+39 075 585 3954
filippo.ubertini@unipg.it

Objectives and expected results

The Laboratory of Structural Health Monitoring and Earthquake Engineering

SMS-SAFEST aims to develop a radically new paradigm for SHM of existing masonry structures by proposing the novel smart masonry. Smart masonry is a synergistic combination of smart mortar layers and smart bricks, placed at selected critical locations within a masonry structure during a retrofit intervention. During masonry repointing, old mortar will be removed and locally smart mortar will be infilled, after installation of hidden electrodes. Similarly, old bricks will be locally substituted with smart bricks.

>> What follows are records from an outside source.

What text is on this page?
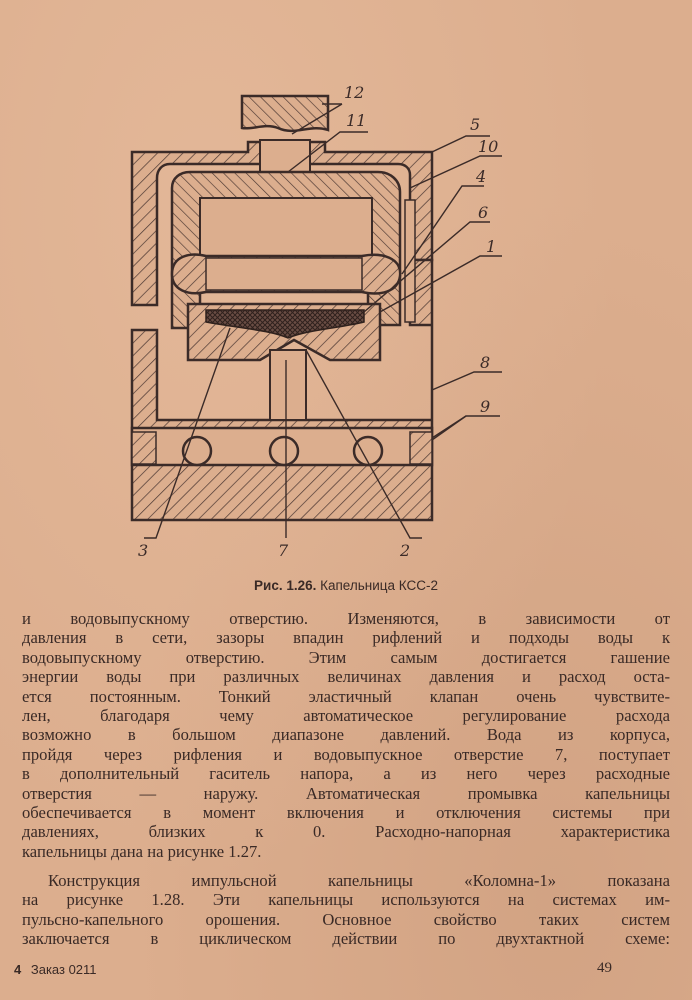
12
11	5
10
4
6
1
8
9
3	7	2
Рис. 1.26. Капельница КСС-2
и водовыпускному отверстию. Изменяются, в зависимости от
давления в сети, зазоры впадин рифлений и подходы воды к
водовыпускному отверстию. Этим самым достигается гашение
энергии воды при различных величинах давления и расход оста-
ется постоянным. Тонкий эластичный клапан очень чувствите-
лен, благодаря чему автоматическое регулирование расхода
возможно в большом диапазоне давлений. Вода из корпуса,
пройдя через рифления и водовыпускное отверстие 7, поступает
в дополнительный гаситель напора, а из него через расходные
отверстия — наружу. Автоматическая промывка капельницы
обеспечивается в момент включения и отключения системы при
давлениях, близких к 0. Расходно-напорная характеристика
капельницы дана на рисунке 1.27.
Конструкция импульсной капельницы «Коломна-1» показана
на рисунке 1.28. Эти капельницы используются на системах им-
пульсно-капельного орошения. Основное свойство таких систем
заключается в циклическом действии по двухтактной схеме:
4 Заказ 0211	49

Illustration of the proposed smart masonry: smart mortar layers sense a crossing crack and smart bricks sense local changes in strain under dead load conditions (R denotes the electrical resistance of the brick that increases under unloading and decreases under compressive loading). Machine learning and AI algorithms assess post-earthquake structural safety by processing smart masonry outputs.

Smart masonry will provide existing structures with the ability to self-assess their structural conditions after an earthquake, providing immediate information about structural operability and integrity through the use of machine learning and AI. Smart conductive mortar layers and smart bricks will have specialized functions in smart masonry. Conductive mortar layers will allow to localize cracks crossing them as local changes in electrical resistance of the mortar, using an array of electrodes hidden in the inner core of the masonry and not visible from the façade. Smart bricks will provide an electrical output proportional to their strain and this information will be automatically processed for global structural assessment and damage detection.

A damage will be identified on the basis of changes in dead-loads-induced strain outputted by smart bricks and on the basis of cross-comparison of the outputs of smart bricks. Smart masonry will thus allow to transform existing masonry structures into self-sensing systems, enlarging the sensitive volume to its maximum extent. Stakeholders such as owners, operators and occupants will obtain real-time diagnostic and prognostic data immediately after an earthquake, for instance through an SMS, thus contributing to an optimal scheduling of retrofitting interventions and to a prompt installation of safety measures to prevent collapses during aftershocks. This will result in increased safety, with substantial economic benefits.

SMS-SAFEST will address key challenges and go far beyond the state of the art, as it concerns: (i) sensor units optimization, (ii) low-cost and low-impact electronics design and fabrication, (iii) development of a masonry repointing and a brick substitution technique, (iv) elaboration of new machine learning and AI-based algorithms fusing information from smart mortar and smart bricks for damage identification and (v) full-scale static and shaking table validation tests on paradigmatic structural systems.